Tzara participe à la naissance du mot Dada et a été le plus actif propagandiste du mouvement. La légende veut que Tzara et Huelsenbeck aient glissé un papier au hasard dans un dictionnaire Larousse, qui serait tombé sur le mot Dada, donc choisi comme nom du mouvement. Il a écrit lui-même les premiers textes Dada : La Première Aventure céleste de Mr Antipyrine. Archives INA, L’Europe des cultures : Tzara parle du mouvement Dada (diffusion en septembre 1963).
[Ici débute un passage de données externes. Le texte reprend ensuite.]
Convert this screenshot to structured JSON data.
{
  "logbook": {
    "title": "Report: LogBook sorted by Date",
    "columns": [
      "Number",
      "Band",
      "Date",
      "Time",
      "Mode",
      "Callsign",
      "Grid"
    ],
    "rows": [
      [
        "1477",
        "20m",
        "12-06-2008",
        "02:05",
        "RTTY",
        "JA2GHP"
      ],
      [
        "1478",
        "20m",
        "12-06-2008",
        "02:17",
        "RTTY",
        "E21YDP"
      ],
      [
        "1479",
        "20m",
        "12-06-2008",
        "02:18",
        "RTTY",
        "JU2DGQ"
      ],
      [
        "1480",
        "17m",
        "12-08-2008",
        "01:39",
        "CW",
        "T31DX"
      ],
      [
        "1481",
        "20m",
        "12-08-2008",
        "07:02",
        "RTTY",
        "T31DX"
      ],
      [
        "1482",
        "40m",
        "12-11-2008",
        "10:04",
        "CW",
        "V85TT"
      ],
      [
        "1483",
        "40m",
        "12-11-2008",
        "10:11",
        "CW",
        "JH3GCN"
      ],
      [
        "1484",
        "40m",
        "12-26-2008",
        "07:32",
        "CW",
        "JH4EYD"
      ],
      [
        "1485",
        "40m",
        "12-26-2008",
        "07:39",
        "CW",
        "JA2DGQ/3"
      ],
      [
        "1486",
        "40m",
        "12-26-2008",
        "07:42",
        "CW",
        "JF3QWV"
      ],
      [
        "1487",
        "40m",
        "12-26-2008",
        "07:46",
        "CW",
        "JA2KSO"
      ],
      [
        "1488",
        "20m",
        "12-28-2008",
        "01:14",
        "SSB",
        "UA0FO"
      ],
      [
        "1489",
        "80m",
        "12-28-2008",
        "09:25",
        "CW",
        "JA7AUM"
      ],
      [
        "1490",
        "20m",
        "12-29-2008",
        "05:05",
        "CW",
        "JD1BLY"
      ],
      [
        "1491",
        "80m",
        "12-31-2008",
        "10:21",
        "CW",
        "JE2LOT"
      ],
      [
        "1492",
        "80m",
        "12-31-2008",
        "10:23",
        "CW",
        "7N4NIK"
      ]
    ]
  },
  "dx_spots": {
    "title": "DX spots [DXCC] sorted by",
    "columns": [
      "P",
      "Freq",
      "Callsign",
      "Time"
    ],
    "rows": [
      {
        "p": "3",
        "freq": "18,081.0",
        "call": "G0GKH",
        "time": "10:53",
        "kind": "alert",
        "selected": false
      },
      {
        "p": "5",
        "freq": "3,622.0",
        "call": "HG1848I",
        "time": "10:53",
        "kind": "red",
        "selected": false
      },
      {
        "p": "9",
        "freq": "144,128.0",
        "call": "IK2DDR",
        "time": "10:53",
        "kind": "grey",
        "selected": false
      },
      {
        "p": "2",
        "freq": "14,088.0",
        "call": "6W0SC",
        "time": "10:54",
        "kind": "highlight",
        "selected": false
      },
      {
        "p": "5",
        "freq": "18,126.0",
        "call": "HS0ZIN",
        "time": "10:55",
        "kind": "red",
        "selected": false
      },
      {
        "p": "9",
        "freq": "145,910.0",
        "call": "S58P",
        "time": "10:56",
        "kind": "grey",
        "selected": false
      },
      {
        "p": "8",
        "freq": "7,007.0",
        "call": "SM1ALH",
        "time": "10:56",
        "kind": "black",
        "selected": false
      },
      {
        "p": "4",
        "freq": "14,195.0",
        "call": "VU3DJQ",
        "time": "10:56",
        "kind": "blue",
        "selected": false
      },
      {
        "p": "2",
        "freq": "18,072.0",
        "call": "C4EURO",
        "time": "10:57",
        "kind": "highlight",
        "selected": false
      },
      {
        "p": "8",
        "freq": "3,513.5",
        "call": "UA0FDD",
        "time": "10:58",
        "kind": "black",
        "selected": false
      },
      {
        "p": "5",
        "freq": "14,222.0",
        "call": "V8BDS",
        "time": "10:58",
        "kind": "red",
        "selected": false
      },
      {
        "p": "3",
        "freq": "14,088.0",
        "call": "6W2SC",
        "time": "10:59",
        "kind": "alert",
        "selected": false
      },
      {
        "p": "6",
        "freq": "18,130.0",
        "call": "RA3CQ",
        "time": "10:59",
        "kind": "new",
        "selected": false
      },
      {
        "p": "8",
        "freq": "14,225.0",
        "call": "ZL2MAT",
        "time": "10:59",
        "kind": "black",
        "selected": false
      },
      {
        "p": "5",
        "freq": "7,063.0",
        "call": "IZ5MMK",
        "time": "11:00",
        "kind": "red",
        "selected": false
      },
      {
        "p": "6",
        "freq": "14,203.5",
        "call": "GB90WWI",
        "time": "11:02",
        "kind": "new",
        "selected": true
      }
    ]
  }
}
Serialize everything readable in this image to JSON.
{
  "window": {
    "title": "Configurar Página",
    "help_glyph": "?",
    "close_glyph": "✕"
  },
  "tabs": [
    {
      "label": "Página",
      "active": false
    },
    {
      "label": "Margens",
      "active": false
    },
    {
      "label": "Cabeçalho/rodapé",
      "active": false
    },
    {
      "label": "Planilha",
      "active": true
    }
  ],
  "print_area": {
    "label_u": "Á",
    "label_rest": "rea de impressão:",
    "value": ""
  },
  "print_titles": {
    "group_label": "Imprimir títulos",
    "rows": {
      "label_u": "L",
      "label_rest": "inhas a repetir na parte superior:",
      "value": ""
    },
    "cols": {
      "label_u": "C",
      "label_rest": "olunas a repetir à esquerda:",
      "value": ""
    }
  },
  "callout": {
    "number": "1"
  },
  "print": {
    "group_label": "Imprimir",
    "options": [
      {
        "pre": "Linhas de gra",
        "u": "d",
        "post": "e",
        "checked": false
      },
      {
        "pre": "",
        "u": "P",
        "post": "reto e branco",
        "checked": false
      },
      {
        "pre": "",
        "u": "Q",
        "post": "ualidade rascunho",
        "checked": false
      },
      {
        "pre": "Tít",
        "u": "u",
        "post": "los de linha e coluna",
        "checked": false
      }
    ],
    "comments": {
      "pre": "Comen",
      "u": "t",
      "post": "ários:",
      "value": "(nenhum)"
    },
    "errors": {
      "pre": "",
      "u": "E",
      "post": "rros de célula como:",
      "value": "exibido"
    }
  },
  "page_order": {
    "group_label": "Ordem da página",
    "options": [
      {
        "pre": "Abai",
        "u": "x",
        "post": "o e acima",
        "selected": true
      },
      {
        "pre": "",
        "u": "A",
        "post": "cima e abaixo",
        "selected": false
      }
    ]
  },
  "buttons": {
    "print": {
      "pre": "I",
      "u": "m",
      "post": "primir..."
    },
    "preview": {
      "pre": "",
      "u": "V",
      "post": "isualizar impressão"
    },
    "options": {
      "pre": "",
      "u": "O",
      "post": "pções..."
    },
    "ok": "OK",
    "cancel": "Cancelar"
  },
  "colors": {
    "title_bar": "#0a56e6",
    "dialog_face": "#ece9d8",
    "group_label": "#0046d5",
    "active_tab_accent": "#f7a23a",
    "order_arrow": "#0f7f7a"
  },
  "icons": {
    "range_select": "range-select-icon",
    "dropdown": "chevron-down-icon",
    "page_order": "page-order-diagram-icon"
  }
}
1918 (22 ans). Vingt-cinq poèmes.

1920, janvier (24 ans). Tzara débarque inopinément à Paris, dans l’appartement de Picabia… Il rencontre Breton, Aragon, Éluard et Soupault et participe activement aux manifestations tapageuses et provocatrices qu’ils organisent.

1921 (25 ans). Des tensions se dessinent entre Tzara et Breton.

P14103551923, juillet (27 ans). La soirée du Cœur à Barbe organisée par Tzara est violemment perturbée par les Surréalistes (Breton, Aragon, Éluard et Péret). C’est « l’agonie des amitiés » dira Philippe Soupault.

1924 (28 ans). Sept manifestes Dada, recueil de manifestes lus ou écrits entre 1916 et 1924. Tzara marque son refus du surréalisme face à la publication du Manifeste du surréalisme par André Breton.

1924-1929. Le repli : urant cinq années, Tzara se tient en retrait de l’agitation qu’il a connue.

1925 (29 ans). Mariage avec Greta Knutson, artiste et poète suédoise.

1926 (30 ans). Il fait construire par l’architecte autrichien Adolf Loos une maison au n°15 de l’avenue Junot (Paris). L’auteur de Ornement et Crime conçoit une maison aux lignes épurées où Tzara installe ses collections (l’art de son temps mais aussi des objets venus d’Afrique, d’Océanie ou de Méso-Amérique – collection commencée dès 1916) ainsi que son abondante bibliothèque.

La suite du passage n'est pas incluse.